Naast familieleden hebben ook tien vrienden in het album geschreven, waaronder een aantal personen uit Wirdum, zoals Anna Elizabeth Lamping (ca. 1829-1907) en haar zuster Catharina Lamping (ca. 1831-1900), dochters van de Wirdumer predikant Willem Antonie Lamping. Rika Geertruida Harders (1828-1912), ook een domineesdochter uit Wirdum, viel in 1848 de eer te beurt om als eerste in het album te mogen schrijven. Een andere vriendin was Antje de Haan (*1815), dochter van Evert de Haan (1795-1863) die schoolmeester van Wirdum was en zelf ook in het album schreef. Andere vriendinnen woonden verder weg. Zo is er een vers van Cornelia Witteveen (1839-1911), gedateerd Lemmer 1853. Zij was de dochter van Folkert Johannes Witteveen, arts te Lemmer. Het is mogelijk dat Folkert Witteveen en Jankes vader Gerrit Vlaskamp elkaar kenden uit Franeker, waar ze beiden medicijnen hadden gestudeerd. Witteveen begon echter acht jaar later met zijn studie dan Vlaskamp. Een andere mogelijkheid is, dat het contact liep via Sybrand Witteveen, de jongere broer van Folkert, die in Wirdum woonde en werkte als ontvanger der rijksbelastingen.
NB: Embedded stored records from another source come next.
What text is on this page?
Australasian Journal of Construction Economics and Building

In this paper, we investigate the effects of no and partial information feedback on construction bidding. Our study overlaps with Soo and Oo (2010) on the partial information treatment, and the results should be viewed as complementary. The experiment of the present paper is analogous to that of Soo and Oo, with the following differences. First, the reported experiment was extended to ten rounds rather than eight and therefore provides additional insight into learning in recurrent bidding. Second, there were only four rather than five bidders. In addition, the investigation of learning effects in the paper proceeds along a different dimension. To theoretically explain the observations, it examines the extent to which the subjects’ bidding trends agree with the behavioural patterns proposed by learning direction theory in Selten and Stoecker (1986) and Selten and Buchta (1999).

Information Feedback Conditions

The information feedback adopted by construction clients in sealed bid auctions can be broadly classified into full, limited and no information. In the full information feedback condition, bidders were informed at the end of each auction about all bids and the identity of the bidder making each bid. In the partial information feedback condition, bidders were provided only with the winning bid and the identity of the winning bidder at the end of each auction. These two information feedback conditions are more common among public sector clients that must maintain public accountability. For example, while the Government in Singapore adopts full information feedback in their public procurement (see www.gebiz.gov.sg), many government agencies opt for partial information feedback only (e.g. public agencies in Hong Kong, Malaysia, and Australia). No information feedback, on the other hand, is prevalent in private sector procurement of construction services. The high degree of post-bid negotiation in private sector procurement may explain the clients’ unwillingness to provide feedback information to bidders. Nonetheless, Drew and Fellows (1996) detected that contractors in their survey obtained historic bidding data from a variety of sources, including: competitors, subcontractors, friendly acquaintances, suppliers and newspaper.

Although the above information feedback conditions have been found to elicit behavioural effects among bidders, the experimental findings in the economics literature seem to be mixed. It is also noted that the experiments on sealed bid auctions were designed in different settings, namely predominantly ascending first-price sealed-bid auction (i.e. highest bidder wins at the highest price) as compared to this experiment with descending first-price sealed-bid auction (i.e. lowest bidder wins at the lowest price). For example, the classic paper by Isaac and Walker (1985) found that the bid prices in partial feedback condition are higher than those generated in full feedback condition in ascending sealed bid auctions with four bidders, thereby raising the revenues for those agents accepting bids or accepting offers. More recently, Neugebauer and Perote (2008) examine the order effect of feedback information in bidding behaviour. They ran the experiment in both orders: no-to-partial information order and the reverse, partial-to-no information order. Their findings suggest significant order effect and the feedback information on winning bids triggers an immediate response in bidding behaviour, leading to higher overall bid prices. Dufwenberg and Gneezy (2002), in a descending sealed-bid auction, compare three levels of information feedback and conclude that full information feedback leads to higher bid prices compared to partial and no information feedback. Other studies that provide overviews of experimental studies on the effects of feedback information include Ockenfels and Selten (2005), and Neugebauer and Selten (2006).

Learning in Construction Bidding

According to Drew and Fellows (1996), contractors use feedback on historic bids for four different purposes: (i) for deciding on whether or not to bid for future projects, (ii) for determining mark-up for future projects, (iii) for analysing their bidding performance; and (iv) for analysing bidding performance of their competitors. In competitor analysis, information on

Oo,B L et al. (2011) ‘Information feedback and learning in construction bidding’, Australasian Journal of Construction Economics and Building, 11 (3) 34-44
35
Toevallig is van Cornelia ook een poesiealbum bekend met verzen uit de jaren 1857-1860. Het zou leuk zijn geweest als Janke Diederika ook in het album van Cornelia had geschreven, maar dat is helaas niet het geval, mogelijk omdat ze na haar huwelijk al buiten de provincie is verhuisd.

 

Helaas is niet bekend waar Janke Diederika naar school is gegaan. Gezien haar afkomst is het mogelijk dat ze de Franse school in Leeuwarden heeft bezocht of mogelijk een andere kostschool. De bijdragen van een aantal meisjes uit Groningen wijst misschien in die richting. Het zijn die van I. of J.L. de Boer (gedateerd Groningen 1854) en Gesina Hindrika Doornbos (* 1829) (gedateerd Groningen 1849). Een Leeuwarder vriendin was Petronella Geertruida Borgrink (1826-1901), een apothekersdochter. Het is mogelijk dat zij elders haar opleiding heeft genoten. Tenslotte is er nog een ‘H. de Haan, vriendin’ die ik niet thuis kan brengen. Zij kan geen dochter van schoolmeester Evert de Haan zijn geweest. Vrienden- en poesiealbums uit de negentiende eeuw bieden de onderzoeker een interessante ingang om meer over de eigenaar en diens vriendennetwerk te weten te komen. Het koppelen van informatie uit meerdere alba zou een verbinding van netwerken kunnen opleveren, met als resultaat een soort negentiende eeuws LinkedIn.